Map public DNS to hostnames. The latter are based on the private IPs and correspond to the ip-123-123-123-123 prefixes of the internal AWS DNSs. Check using:

echo $(hostname)

Having obtained the host names, update the name node hosts file:

sudo nano /etc/hosts
namenode_public_dns namenode_hostname
datanode1_public_dns datanode1_hostname
datanode2_public_dns datanode2_hostname
datanode3_public_dns datanode3_hostname

Add the masters file and add the name node’s hostname to it:

sudo nano $HADOOP_CONF_DIR/masters
namenode_hostname

Add data node hostnames to the slaves file:

sudo nano $HADOOP_CONF_DIR/slaves
datanode1_hostname
datanode2_hostname
datanode3_hostname

Complete configuration for the name node:

sudo nano $HADOOP_CONF_DIR/hdfs-site.xml
<property>
    <name>dfs.replication</name>
    <value>3</value>
</property>
<property>
    <name>dfs.namenode.name.dir</name>
    <value>file:///usr/local/hadoop/hadoop_data/hdfs/namenode</value>
</property>

Create the name node directory:

sudo mkdir -p $HADOOP_HOME/hadoop_data/hdfs/namenode

Change hadoop home directory ownership to the current login:

sudo chown -R ec2-user $HADOOP_HOME

Data nodes only

sudo nano $HADOOP_CONF_DIR/hdfs-site.xml
<property>
    <name>dfs.replication</name>
    <value>3</value>
</property>
<property>
    <name>dfs.datanode.data.dir</name>
    <value>file:///usr/local/hadoop/hadoop_data/hdfs/datanode</value>
</property>
sudo mkdir -p $HADOOP_HOME/hadoop_data/hdfs/datanodesudo chown -R ec2-user $HADOOP_HOME

Start Hadoop

From the name node, format HDFS before starting Hadoop for the first time. If repeated, it will delete all Hadoop data.

hdfs namenode -format

Start the Hadoop cluster (still on the name node).
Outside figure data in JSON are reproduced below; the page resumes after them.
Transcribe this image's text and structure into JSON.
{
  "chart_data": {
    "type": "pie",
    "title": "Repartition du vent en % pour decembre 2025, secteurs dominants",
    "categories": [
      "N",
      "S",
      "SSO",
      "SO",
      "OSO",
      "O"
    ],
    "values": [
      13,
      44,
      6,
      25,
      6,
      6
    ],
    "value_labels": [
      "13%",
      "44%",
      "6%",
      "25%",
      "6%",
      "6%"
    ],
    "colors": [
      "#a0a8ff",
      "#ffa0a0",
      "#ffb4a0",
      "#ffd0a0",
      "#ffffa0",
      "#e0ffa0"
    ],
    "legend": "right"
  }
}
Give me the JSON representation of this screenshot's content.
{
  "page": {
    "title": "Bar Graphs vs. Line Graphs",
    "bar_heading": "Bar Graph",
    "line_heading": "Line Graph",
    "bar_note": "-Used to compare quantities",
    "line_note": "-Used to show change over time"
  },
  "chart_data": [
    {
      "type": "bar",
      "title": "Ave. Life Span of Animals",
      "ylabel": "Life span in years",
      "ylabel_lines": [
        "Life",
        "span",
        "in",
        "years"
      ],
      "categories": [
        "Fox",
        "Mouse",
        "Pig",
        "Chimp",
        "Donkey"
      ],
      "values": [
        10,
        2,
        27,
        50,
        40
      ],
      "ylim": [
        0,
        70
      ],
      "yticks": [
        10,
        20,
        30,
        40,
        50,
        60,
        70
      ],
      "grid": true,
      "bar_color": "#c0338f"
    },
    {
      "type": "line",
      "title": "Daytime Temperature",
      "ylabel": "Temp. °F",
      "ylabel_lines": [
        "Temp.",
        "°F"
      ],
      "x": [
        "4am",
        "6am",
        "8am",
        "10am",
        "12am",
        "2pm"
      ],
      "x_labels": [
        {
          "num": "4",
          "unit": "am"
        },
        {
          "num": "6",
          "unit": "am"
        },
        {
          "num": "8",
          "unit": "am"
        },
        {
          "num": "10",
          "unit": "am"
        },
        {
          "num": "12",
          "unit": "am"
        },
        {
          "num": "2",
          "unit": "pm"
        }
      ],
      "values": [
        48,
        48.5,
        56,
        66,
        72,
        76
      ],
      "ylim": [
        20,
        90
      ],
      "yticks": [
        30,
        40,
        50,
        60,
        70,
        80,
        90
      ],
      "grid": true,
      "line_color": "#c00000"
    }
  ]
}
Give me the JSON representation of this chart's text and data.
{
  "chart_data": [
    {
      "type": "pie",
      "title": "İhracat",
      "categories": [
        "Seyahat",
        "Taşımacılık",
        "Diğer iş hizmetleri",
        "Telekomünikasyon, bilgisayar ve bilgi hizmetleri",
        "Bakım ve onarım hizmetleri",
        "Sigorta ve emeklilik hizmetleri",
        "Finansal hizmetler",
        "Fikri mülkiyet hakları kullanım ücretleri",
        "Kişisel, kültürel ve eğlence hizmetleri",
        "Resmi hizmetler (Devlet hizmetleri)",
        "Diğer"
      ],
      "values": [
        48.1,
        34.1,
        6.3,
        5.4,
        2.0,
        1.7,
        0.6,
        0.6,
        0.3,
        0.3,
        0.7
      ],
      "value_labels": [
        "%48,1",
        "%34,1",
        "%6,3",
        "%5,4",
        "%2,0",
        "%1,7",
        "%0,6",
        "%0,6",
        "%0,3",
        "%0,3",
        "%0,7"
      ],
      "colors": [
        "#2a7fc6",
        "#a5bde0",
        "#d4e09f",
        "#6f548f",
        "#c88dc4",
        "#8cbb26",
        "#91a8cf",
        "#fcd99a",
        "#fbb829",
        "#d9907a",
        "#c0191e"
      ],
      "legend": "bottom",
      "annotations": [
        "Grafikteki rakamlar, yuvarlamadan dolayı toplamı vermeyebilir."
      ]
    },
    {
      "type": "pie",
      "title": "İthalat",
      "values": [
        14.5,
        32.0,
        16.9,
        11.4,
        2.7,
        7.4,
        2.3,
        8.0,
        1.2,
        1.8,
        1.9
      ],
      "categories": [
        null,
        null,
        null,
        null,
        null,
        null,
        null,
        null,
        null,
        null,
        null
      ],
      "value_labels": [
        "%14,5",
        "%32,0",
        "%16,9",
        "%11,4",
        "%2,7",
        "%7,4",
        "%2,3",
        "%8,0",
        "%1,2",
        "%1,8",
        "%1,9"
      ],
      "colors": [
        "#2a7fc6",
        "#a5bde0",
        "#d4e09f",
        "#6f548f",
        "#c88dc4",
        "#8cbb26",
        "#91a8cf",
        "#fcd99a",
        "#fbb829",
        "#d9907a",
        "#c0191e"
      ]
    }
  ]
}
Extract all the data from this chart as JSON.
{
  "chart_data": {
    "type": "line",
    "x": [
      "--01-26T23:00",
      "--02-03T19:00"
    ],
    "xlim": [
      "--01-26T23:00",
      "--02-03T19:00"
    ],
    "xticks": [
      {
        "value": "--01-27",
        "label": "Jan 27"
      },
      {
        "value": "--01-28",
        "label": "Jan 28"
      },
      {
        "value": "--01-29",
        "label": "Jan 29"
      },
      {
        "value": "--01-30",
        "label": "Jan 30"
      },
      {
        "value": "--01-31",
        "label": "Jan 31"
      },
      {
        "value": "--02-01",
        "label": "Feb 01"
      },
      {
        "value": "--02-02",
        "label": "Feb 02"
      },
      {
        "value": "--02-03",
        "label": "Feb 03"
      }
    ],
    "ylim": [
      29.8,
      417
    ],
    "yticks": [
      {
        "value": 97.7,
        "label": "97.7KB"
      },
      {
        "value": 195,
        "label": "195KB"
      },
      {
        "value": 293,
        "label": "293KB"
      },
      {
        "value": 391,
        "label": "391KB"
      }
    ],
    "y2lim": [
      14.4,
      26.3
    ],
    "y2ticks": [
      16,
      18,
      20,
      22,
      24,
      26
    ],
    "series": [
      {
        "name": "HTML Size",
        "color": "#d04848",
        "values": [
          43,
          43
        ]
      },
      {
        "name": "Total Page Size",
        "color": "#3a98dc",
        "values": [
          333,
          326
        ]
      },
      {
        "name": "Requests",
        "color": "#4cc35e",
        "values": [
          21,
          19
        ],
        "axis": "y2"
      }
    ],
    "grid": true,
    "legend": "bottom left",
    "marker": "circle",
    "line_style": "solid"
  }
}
Enter yes and enter when prompted, or even if not and nothing is happening.

$HADOOP_HOME/sbin/start-dfs.sh

If no error messages are displayed, start YARN and the MapReduce server:

$HADOOP_HOME/sbin/start-yarn.sh
$HADOOP_HOME/sbin/mr-jobhistory-daemon.sh start history server

Check that everything is running from a browser on your client:

namenode_public_dns:50070